Authors Santos-Moreno P , Alvis-Zakzuk NJ , Villarreal-Peralta L, Carrasquilla-Sotomayor M, de la Hoz-Restrepo F, Alvis-Guzmán N 

Received 23 February 2021

Accepted for publication 13 May 2021

Published 23 June 2021 Volume 2021:13 Pages 583—591

DOI https://doi.org/10.2147/CEOR.S308024

Checked for plagiarism Yes

Review by Single anonymous peer review

Peer reviewer comments 2

Editor who approved publication: Prof. Dr. Dean Smith



Pedro Santos-Moreno,1 Nelson J Alvis-Zakzuk,2 Laura Villarreal-Peralta,1 Maria Carrasquilla-Sotomayor,3 Fernando de la Hoz-Restrepo,4 Nelson Alvis-Guzmán5,6

1Rheumatology, Biomab IPS, Bogotá, Colombia; 2Department of Health Sciences, Universidad de la Costa -CUC, Barranquilla, Colombia; 3Department of Health Technology Assessment, ALZAK Foundation, Cartagena, Colombia; 4Department of Public Health, Universidad Nacional de Colombia, Bogotá, DC, Colombia; 5Department of Health Sciences, Universidad de la Costa – CUC, Barranquilla, Colombia; 6Department of Economic Sciences, Universidad de Cartagena, Cartagena, Colombia

Correspondence: Pedro Santos-Moreno
Rheumatology, Biomab IPS, Calle 48 # 13-86, Bogotá, Colombia
Email [email protected]

Background: Health systems need to optimize the use of resources, especially in high-cost diseases as rheumatoid arthritis (RA). We aimed to evaluate the efficiency of using centers of excellence (CoE) as a strategy for improving RA treatment in Colombia.
Methods: A cost description analysis was carried out using the standard costing technique. We estimated the costs of medical consultations, laboratories, images, and medications for RA. Categories of care standards stratified by severity were defined using the disease activity score in 28 joints (DAS28). We evaluated the impact, in terms of costs (US dollars), for providing RA clinical care for a previously described cohort using the CoE approach. Statistical analyses were performed in Microsoft Excel®, and R.
Results: Expenditure on therapeutic drugs increases as the severity of RA increases. Drugs represent 53.6% of the total cost for the low disease activity (LDA) stage, 75.2% for moderate disease activity (MDA), 88.5% for severe disease activity (SDA) and 97% for SDA with biologic treatment (SDA+Biologic). Treating 968 patients would cost US$612,639 (US$487,978– 1,220,160) at baseline, per year. After a year of follow-up at the CoE, treating the same patients would cost US$388,765 (US$321,710– 708,476), which implies potential cost-savings of up to US$223,874 per year.
Conclusion: The strategy of providing clinical care for RA through CoE can save US$231.3 per patient-per year. The results of our study show that CoE could greatly impact the public policies dealing with treatment of RA in Colombia. Applying the CoE model in our country would both improve health outcomes, as well as being more efficient in terms of costs.
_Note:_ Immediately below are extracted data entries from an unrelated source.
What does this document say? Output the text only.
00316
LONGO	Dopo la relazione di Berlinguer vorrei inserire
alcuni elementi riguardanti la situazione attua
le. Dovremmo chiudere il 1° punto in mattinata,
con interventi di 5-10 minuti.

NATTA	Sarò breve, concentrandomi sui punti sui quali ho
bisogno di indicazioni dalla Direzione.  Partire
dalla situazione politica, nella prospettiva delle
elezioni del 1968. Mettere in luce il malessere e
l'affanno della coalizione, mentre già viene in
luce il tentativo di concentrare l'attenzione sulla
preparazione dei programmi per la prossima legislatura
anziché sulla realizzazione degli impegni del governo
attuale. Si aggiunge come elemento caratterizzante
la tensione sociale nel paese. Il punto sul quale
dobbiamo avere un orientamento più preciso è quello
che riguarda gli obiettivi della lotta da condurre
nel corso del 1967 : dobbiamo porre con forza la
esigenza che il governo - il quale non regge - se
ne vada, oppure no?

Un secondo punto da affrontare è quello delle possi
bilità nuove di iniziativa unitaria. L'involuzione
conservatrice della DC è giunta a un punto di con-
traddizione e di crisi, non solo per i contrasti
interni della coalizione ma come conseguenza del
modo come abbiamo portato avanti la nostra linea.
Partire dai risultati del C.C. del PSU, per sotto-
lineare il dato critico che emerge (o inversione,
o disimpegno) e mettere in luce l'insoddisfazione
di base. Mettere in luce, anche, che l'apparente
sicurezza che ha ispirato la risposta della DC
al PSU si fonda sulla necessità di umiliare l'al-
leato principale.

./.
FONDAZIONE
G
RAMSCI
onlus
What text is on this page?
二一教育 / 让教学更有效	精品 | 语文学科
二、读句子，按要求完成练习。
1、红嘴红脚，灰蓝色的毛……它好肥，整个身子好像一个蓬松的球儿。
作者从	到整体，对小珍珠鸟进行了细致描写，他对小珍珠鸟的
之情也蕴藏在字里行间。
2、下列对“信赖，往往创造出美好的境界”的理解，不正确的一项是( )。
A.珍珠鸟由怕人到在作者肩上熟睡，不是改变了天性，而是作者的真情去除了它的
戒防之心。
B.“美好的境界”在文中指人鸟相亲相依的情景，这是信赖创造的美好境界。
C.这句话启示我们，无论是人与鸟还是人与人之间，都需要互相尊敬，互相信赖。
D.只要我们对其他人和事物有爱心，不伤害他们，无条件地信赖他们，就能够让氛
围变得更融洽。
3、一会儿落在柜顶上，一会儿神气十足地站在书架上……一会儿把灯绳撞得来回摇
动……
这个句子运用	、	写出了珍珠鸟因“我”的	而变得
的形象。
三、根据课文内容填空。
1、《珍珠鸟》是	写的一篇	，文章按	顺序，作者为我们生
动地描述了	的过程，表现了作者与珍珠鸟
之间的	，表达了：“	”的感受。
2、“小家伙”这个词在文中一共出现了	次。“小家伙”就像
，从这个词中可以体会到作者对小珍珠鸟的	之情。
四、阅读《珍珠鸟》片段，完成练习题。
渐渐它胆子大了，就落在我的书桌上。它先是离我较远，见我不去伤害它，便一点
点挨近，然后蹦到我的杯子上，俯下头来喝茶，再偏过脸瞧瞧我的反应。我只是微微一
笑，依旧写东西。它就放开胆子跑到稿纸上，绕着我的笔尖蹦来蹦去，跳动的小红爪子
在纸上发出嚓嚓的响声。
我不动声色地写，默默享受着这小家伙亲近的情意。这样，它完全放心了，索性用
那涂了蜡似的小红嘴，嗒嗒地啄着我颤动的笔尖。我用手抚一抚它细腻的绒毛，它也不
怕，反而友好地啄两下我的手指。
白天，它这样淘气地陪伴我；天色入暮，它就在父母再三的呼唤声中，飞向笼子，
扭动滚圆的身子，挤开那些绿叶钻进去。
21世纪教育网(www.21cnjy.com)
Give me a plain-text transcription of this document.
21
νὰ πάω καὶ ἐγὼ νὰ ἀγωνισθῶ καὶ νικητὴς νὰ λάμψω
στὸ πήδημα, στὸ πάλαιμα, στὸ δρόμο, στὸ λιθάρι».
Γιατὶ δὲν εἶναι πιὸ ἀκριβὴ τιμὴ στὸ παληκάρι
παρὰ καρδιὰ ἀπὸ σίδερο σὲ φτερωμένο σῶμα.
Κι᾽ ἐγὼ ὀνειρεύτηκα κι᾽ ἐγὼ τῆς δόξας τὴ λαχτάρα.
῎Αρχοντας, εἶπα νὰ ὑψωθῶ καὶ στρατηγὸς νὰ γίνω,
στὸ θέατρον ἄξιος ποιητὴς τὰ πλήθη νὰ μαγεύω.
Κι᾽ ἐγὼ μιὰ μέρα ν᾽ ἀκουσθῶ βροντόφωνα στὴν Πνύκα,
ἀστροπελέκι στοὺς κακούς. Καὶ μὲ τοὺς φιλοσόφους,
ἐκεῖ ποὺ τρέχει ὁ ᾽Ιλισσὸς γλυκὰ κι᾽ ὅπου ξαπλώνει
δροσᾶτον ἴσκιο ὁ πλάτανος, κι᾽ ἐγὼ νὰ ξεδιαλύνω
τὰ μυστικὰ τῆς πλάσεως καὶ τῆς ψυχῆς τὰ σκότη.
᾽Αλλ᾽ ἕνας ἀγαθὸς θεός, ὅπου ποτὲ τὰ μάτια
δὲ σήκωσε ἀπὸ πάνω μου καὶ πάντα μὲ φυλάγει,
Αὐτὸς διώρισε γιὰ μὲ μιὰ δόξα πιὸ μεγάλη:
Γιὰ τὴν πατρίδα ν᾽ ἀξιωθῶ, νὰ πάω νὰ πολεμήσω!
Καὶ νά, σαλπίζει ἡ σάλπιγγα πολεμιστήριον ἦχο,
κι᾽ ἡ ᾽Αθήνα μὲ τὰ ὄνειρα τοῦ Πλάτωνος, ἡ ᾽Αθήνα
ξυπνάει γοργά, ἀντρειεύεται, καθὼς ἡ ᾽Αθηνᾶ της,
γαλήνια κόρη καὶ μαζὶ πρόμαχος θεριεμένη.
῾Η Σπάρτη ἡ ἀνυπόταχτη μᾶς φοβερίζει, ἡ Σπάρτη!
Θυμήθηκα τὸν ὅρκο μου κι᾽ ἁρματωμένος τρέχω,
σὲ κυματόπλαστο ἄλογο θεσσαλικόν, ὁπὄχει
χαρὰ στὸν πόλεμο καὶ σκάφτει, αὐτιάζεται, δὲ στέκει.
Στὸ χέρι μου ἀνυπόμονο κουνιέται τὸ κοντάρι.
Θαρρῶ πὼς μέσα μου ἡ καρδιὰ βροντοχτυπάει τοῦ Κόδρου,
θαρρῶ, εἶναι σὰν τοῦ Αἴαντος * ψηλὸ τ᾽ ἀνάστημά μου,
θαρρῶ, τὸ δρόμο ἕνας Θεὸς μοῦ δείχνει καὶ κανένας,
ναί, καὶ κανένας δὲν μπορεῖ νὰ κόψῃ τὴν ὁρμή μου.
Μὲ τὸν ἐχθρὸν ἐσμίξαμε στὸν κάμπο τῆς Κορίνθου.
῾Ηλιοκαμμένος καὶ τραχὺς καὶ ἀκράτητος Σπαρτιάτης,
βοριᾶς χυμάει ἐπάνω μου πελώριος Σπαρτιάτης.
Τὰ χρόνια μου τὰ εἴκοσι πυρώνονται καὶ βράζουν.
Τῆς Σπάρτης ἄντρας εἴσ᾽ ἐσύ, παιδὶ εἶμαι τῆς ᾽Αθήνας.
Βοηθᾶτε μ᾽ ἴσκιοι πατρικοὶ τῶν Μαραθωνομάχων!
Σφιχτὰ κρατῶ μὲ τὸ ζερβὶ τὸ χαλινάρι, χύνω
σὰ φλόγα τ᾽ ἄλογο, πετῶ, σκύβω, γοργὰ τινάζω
Keywords: rheumatoid arthritis, treat to target, cost-savings, cost-analysis

Introduction

Rheumatoid arthritis (RA) is a public health challenge around the world.1–3 RA is characterized by its chronicity and the progressive loss of joint function.1–3 This joint damage may occur in the early stages of the disease, and after 2 years, nearly 75% of the patients may develop joint damage with bone erosion.1–3

Health systems face the issue of having to guarantee both maximum care to the most people, while still being able to finance all the medical technologies required to do so.4,5 Resource shortage brings up challenges for economic and assignment efficiency, in the management of health services. To this extent, health systems need to design strategies that optimize resource utilization to improve the patient care. The principles that should guide the design of health system models are efficiency, equity, and effectiveness.4,5

In upper-middle-income countries such as Colombia, despite high health insurance coverage rates,6 there is evidence of fragmentation in health care processes,7 especially in chronic diseases like RA. This leads to increased health expenditures for both providers and families, as well as worse health outcomes for patients. A possible solution for this would be providing highly specialized service through what is called a Center of Excellence (CoE). A CoE centralizes the management of one, or multiple, disease(s) helping to reduce costs and improving clinical outcomes.8

Using CoEs for RA as example of clinical management, an initiative was suggested by the Pan American League of Associations of Rheumatology (PANLAR) to overcome the deficiencies of fragmented health systems and prioritize more effective RA care.9 In environments where health care is fragmented, there are many barriers for finding adequate care such as (a) geographical distribution of the patients, (b) low health insurance coverage, and (c) low availability of specialists for the management of chronic rheumatoid disease.8,9 Additionally, there is a need for standardized measurement parameters to obtain quantifiable clinical results in high-cost rheumatic pathologies such as RA. Consequently, in 2010, the first recommendations on treat-to-target (T2T) were made based on evidence and the opinions of experts.10 In 2014, these recommendations were revised and adjusted11; T2T allows for measuring the percentage of patients that achieve remission, both in individual and group populations.11

In Colombia RA is an important cause of mortality, morbidity, and burden of disease; more than 72,000 RA patients have high rates of work disability, absenteeism, and presenteeism.12,13 This also results in a high economic burden for the health systems and families, as it is associated with a higher use of health resources and higher costs.2,14

In this study, we present the results of an economic evaluation of the efficiency of a Colombian CoE providing a comprehensive model of patient-centered care (PCC) for RA under the T2T recommendations.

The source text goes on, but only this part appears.